Note: The changes required during this step are the same for both versions of
the code, so only the parallel loop
version will be shown.
#pragma acc data copy(A[:n][:m]) create(Anew[:n][:m])
while ( error > tol && iter < iter_max )
{
error = 0.0;
#pragma acc parallel loop reduction(max:error)
for( int j = 1; j < n-1; j++)
{
#pragma acc loop reduction(max:error)
for( int i = 1; i < m-1; i++ )
{
Anew[j][i] = 0.25 * ( A[j][i+1] + A[j][i-1]
+ A[j-1][i] + A[j+1][i]);
error = fmax( error, fabs(Anew[j][i] - A[j][i]));
}
}
#pragma acc parallel loop
for( int j = 1; j < n-1; j++)
{
#pragma acc loop
for( int i = 1; i < m-1; i++ )
{
A[j][i] = Anew[j][i];
}
}
if(iter % 100 == 0) printf("%5d, %0.6f\n", iter, error);
iter++;
}
!$acc data copy(A) create(Anew)
do while ( error .gt. tol .and. iter .lt. iter_max )
error=0.0_fp_kind
!$acc parallel loop reduction(max:error)
do j=1,m-2
!$acc loop reduction(max:error)
do i=1,n-2
A(i,j) = 0.25_fp_kind * ( Anew(i+1,j ) + Anew(i-1,j ) + &
Anew(i ,j-1) + Anew(i ,j+1) )
error = max( error, abs(A(i,j) - Anew(i,j)) )
end do
end do
!$acc parallel loop
do j=1,m-2
!$acc loop
do i=1,n-2
A(i,j) = Anew(i,j)
end do
end do
if(mod(iter,100).eq.0 ) write(*,'(i5,f10.6)'), iter, error
iter = iter + 1
end do
!$acc end data
With this change, only the value computed for the maximum error, which is
required by the convergence loop, is copied from the device every iteration.
The A
and Anew
arrays will remain local to the device through the extent of
this calculation.
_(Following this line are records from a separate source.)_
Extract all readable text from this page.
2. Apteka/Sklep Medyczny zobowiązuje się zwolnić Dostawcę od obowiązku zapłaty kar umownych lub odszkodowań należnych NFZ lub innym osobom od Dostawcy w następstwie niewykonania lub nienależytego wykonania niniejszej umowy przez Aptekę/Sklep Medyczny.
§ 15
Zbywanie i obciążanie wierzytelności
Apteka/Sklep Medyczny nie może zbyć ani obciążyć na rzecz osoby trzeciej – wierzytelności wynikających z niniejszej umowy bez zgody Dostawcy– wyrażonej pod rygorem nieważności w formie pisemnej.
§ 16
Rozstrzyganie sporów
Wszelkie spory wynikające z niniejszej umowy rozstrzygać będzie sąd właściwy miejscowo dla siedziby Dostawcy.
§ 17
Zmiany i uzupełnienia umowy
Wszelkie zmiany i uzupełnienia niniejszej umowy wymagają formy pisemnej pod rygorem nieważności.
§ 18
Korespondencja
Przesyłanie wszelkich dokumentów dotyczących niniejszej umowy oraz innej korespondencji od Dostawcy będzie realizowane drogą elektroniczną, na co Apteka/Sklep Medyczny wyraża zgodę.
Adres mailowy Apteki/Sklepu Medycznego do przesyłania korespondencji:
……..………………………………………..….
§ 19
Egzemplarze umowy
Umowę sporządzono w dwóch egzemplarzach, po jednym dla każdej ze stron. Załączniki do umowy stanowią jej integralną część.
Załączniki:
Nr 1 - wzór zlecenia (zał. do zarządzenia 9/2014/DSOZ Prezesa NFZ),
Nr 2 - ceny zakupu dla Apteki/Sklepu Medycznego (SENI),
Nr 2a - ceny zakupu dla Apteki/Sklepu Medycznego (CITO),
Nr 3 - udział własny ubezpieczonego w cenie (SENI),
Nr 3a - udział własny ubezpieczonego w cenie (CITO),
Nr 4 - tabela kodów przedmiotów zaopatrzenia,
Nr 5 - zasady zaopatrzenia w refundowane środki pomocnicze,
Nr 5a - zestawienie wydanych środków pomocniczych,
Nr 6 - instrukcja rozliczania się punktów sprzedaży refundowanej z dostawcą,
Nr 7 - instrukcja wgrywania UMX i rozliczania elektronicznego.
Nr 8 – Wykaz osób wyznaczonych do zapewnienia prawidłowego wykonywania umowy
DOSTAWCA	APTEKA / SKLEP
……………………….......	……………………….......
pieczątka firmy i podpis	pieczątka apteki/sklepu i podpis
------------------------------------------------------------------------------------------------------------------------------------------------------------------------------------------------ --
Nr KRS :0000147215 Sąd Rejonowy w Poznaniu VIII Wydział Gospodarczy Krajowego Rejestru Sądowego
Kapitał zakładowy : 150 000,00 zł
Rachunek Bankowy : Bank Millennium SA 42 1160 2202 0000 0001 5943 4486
Using the NVIDIA NSight Systems again, we see that each
data transfers now only occur at the beginning and end of the data region and
that the time between each iterations is much less.
Looking at the final performance of this code, we see that the time for the
OpenACC code on a GPU is now much faster than even the best threaded CPU code.
Although only the parallel loop
version is shown in the performance graph,
the kernels
version performs equally well once the data
region has been
added.
This ends the Jacobi Iteration case study. The simplicity of this implementation generally shows very good speed-ups with OpenACC, often leaving little potential for further improvement. The reader should feel encouraged, however, to revisit this code to see if further improvements are possible on the device of interest to them.